Channel 10 presenter Barry Du Bois has opened up in a raw and heartbreaking letter about his ongoing battle with cancer, revealing the devastating moment he was told he had just months to live.

In a deeply personal essay for The Gold Coast Bulletin, the father of two recalled the chilling day a doctor delivered a prognosis that shattered his world: “I had three months to live.”

“I was sitting in a cold, unfamiliar consult room at the hospital, my wife’s hand holding mine … then a doctor who had known me for only a few hours looked me in the eye and told me I had three months to live,” Du Bois wrote.

Du Bois was first diagnosed in 2010 with solitary plasmacytoma, a rare and aggressive form of blood cancer. While he survived that initial battle, the disease returned in 2017 – this time as multiple myeloma, an incurable cancer that attacks the immune system and bone marrow.

Since then, the 63-year-old Living Room star has fought on, defying the odds with remarkable strength and grace. But as he revealed in the letter, his path has been anything but easy.

His strength, he said, was forged through years of pain: breaking his back in a 14-metre fall, a gruelling and heartbreaking IVF journey with his wife Leonie that ended in miscarriage, and her own cervical cancer diagnosis just weeks later.

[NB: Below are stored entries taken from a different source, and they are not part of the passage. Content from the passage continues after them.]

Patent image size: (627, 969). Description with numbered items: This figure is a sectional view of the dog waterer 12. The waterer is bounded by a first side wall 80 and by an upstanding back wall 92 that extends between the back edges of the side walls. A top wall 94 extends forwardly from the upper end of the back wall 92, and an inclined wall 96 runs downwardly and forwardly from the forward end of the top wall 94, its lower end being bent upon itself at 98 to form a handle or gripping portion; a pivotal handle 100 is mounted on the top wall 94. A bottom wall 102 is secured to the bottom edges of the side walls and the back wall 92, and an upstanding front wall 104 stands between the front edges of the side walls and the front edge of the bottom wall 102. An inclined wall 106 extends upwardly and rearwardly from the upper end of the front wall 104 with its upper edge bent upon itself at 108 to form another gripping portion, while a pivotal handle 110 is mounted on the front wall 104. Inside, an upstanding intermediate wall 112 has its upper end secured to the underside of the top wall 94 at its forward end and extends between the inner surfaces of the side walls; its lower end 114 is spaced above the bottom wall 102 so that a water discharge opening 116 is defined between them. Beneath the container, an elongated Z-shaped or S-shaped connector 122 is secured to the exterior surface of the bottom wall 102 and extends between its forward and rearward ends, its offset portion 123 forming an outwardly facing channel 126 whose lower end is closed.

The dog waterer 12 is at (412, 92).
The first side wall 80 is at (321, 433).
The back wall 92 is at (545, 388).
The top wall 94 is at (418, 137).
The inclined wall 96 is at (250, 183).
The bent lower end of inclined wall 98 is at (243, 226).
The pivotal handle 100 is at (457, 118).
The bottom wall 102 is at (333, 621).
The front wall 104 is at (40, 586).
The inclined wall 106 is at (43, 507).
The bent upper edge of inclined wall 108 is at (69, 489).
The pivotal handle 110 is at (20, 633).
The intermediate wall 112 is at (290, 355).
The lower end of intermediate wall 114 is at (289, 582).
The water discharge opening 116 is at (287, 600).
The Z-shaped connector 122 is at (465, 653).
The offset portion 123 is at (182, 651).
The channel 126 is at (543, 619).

“When I got my diagnosis – incurable cancer, three months to live – I didn’t fall apart,” he wrote. “I knew that from leaning into the previous adversities of life I had the resilience to give the fight of my life.”

Still, Du Bois admitted there was a time he came perilously close to giving up. After Leonie’s miscarriage and illness, the darkness nearly swallowed him. “I avoided conversation and started a continual negative conversation with myself that took me into the darkness … depression is a lonely state and I refused to share my pain. I saw it as a weakness.”

In the end, it was his family that pulled him back and helped him find purpose again. Since then, Du Bois has become a powerful voice for others fighting chronic illness and mental health struggles, using his platform to share candid updates on life, treatment and the importance of hope.

“I was overwhelmed with fear, uncertainty and the unknown,” he said of that early diagnosis. “But through it all, I realised something that I feel is why I am here today: It wasn’t going to be cancer that defined me but the way I choose to approach it.”

From his early TV days on The Renovators in 2011 to his long-running role on The Living Room alongside Amanda Keller, Miguel Maestre and Dr Chris Brown, Du Bois has become a familiar and much-loved face on Australian screens. But behind the smiles and strength lies a story of extraordinary pain and courage.

His fight continues. And so too does his mission: to live fully, love deeply, and face each day not with fear, but with determination.